The children soon arrived, pouring out of the classrooms like wild mustangs being set free! Oh the laughter of those children will stay in my memory for a long, long time! I noticed three children with Downs Syndrome: a small girl, a small boy, and a larger boy. This larger young fellow gathered up his courage and came bounding over to us, extending his hand and saying “You are welcome! You are welcome!” to each of us. Hr returned to his friends amid high-fives and claps on the back.

One thing that caught our eyes here in Labo Labo was a water harvesting project set up using one of the small buildings. The roof was covered with corrugated tin, and there were gutters, angled down in the center to a small funnel. This funnel diverted the water into a large polytank. Neat idea!

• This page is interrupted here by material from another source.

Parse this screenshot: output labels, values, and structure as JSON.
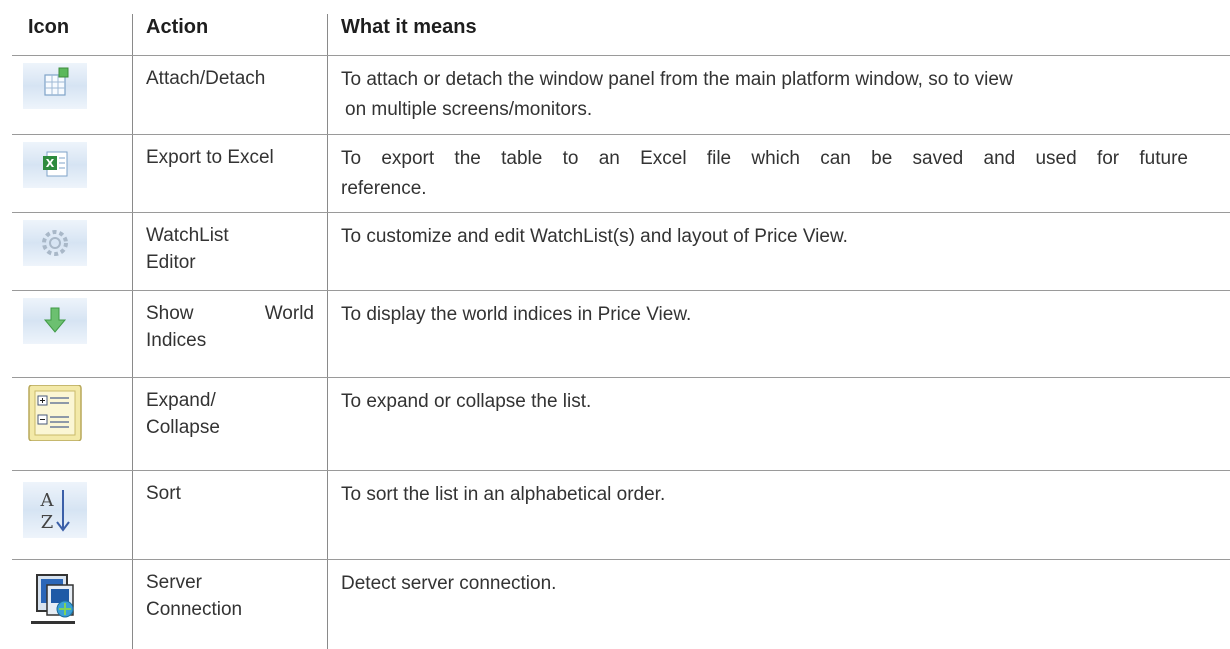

There was a layer of thick sand, almost carpet-like, under the trees where we sat. I watched some children playing nearby, laughing and chasing each other. One child dragged an old electric iron around, creating paths in the deep sand.

We were introduced, and each of us spoke to the group briefly. When Pastor Johnson introduced Chief Togbe Takyi VI, he said he was “proof that a chief can be a Christian.” I felt such a rush of respect for Chief -- he’s a dear friend and I have admired him from the moment I first met him in 2001. He was brought up practicing animism, but came to Christ a few years ago. As chief of his area, he was able to encourage Christian beliefs among his people, and countless people have come to know Christ simply because of this one man.

Before we left, we talked with the children a bit. They want to be teachers, doctors, bank officers, lawyers, scientists, when they grow up.

We piled back into the van, and drove off toward our next stop: Kpeve.